Why did Peter jump out of the boat?
He jumped out of the boat just because Jesus asked him to. You can read the story in Matthew 14. Peter would always do things like that. He was impulsive. He was also blustery, confident, energetic, and inyour- face. But he had a heart of gold. In fact, we like him better for his traits. He was always eager to jump forward and try something. And he often fell flat on his face.
Jesus asked Peter, “Who do you say that I am?” Peter said he believed Jesus to be the Messiah. That was fine, but, when Jesus began to explain the nature of his messianic mission, Peter tried to talk him out of it so forcefully that Jesus compared him to Satan. At that last supper, Jesus said he would be betrayed. Peter immediately blurted out that he would never do such a thing; he would die first. But that same night, three times he denied ever knowing Jesus. Later, when Jesus asked him to pray with him before the arrest, Peter promptly fell asleep and left Jesus to pray alone.
Yes, Peter would fall flat on his face. But when he fell, he always fell in the front line. Sure, he was blustery, but he was willing. When Jesus said, “Come,” Peter jumped right overboard completely ignoring the fathoms of water beneath his feet. It was just like the cartoon coyote running off a cliff and not falling until he suddenly looks down and sees he is running on thin air. Peter looked down and, quite naturally, started to sink.
But Peter would do something like that. If Jesus said, “Jump,” Peter would not hesitate to jump. On the Sea of Galilee, Jesus said, “Come,” and Peter went, not counting the cost.
I’m painfully aware that I am no Peter. I would not have been the first one out of the boat. I’d want to see if someone else would try it first. If I were to identify myself with a disciple, it probably would be with someone like Bartholomew or Thaddaeus.
You will notice that they never jumped out of a boat to try walking on water. In fact, you can search the Gospels all you want and never find anything memorable about them. They weren’t flashy. They never asked impertinent questions, as did James and John. They didn’t fetch Greeks to meet Jesus like Philip and Andrew. They never made wild promises like Peter. Bartholomew and Thaddaeus were like me. But, despite the apparent timidity, they were part of the Twelve. They stayed with Jesus.
I read Mark 10:32: “They were on the road, going up to Jerusalem, and Jesus was walking ahead of them; they were amazed, and those who followed were afraid.” When I read this, I understand it. They were afraid, but they still followed. I have committed myself to following Jesus, but I am not Peter. I am aware of the voice of Jesus saying, “Come!” But I’m also aware that it is not entirely safe to walk on water.
Jesus has asked us to follow him. I believe he lived a life of utter truthfulness and unlimited love. I believe he lived a life of simplicity, compassion, and peace. I believe he completely renounced violence, pride, and security. And I believe he wants me to follow him. But I also believe that it is not entirely safe.
In Philippians 2:3-8, Paul urges us to “have this mind among yourselves which you have in Christ Jesus.” And Paul describes that “mind of Jesus” by saying that Jesus “emptied himself” and that he “took the form of a servant.” “He humbled himself,” says Paul. But the sad truth is if you followed that advice when filling out applications for a position, or going to a job interview, then you’re just walking on water! If your job is in sales, you will lose the sale.
Do the qualities of humility, simplicity, and nonconformity work in our world? Is it not a paradox to be successful in life and also to be an imitator of Jesus?

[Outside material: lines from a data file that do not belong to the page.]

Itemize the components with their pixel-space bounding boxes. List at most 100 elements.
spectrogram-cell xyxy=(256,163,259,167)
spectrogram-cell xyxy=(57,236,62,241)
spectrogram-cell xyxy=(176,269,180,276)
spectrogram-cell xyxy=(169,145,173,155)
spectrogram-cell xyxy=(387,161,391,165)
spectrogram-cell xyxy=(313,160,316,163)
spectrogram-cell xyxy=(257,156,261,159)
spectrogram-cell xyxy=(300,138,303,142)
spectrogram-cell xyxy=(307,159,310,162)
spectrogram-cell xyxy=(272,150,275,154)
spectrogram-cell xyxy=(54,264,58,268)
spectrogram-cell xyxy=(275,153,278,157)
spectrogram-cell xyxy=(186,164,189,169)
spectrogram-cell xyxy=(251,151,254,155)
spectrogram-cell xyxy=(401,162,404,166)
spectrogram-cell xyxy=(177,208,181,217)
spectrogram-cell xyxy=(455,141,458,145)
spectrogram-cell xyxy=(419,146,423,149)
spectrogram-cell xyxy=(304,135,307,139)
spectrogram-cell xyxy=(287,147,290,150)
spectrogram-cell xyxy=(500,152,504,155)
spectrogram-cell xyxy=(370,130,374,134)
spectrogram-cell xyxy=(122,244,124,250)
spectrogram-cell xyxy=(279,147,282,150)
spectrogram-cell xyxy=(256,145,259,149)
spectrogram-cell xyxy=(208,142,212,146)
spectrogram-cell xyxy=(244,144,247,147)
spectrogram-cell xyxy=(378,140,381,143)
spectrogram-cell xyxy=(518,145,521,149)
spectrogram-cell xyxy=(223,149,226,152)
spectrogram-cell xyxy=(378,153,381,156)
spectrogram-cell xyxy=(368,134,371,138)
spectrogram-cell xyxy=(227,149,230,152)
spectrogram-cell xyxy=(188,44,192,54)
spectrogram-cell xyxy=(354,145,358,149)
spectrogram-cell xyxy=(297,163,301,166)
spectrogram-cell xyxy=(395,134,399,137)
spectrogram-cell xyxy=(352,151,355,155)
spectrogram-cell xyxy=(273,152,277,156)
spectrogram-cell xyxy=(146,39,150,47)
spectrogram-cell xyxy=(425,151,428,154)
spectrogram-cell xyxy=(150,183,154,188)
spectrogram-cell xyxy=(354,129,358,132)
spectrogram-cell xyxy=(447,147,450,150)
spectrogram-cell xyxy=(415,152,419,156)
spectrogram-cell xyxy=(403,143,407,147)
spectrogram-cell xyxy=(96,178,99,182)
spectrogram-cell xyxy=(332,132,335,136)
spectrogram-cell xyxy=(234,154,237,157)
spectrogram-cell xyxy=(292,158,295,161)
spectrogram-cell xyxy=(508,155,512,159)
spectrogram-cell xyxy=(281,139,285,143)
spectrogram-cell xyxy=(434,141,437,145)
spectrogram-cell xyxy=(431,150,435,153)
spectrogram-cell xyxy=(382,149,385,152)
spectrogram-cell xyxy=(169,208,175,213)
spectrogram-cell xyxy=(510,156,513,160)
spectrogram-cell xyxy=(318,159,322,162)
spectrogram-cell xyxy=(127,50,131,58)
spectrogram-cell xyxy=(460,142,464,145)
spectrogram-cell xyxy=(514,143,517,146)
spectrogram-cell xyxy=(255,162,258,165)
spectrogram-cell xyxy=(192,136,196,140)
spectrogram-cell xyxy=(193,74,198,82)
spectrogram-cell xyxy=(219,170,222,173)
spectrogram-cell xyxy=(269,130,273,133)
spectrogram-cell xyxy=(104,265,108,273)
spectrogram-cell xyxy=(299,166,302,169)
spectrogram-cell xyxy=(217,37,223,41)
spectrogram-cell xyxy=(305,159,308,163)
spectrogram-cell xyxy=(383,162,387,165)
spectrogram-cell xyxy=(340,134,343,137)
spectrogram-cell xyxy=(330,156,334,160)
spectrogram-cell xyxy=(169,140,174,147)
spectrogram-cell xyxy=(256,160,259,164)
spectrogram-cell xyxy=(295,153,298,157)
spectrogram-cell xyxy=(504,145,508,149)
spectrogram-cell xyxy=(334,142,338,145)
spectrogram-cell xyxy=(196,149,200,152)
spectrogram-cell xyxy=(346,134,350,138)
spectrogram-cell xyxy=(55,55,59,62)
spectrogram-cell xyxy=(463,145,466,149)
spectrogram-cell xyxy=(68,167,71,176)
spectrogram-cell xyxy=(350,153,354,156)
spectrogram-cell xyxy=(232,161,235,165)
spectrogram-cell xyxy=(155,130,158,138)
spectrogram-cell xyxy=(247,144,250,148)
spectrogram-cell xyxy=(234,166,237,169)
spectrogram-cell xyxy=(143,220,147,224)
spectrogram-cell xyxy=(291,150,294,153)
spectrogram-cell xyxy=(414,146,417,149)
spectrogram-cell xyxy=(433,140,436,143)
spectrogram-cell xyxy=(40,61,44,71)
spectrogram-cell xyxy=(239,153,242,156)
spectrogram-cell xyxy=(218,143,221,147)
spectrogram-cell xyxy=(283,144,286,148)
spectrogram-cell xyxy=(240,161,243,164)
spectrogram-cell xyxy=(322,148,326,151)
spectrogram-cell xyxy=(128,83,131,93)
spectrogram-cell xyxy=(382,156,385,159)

When Jesus asks me to be a peacemaker, or feed the hungry, or welcome the stranger, sometimes he is asking me to walk on water. When Jesus asks me to stand up for values that are in conflict with our culture, it’s like walking on water.
One thing I believe is that I cannot follow Jesus on those more radical qualities of his life. Or, more accurately, I cannot follow alone. I desperately need to walk side by side with other Christians who are seeking to walk the way of Jesus on the roads of this world.
Peter did not hesitate when Jesus called him. Even if it were impossible to walk on water, when Jesus called, Peter would get out of the boat and try. He was unsuccessful, of course. He started to sink and he would certainly have drowned if Jesus had not reached out his hand and held him.
I wonder if, perhaps, there was one way in which Peter could have walked firmly all the way to the side of Jesus, water or no water. That is if the rest of us in that boat had gotten out and walked with him.
An ordained minister, Bob Bowman is professor emeritus of religion at Manchester University, North Manchester, Indiana.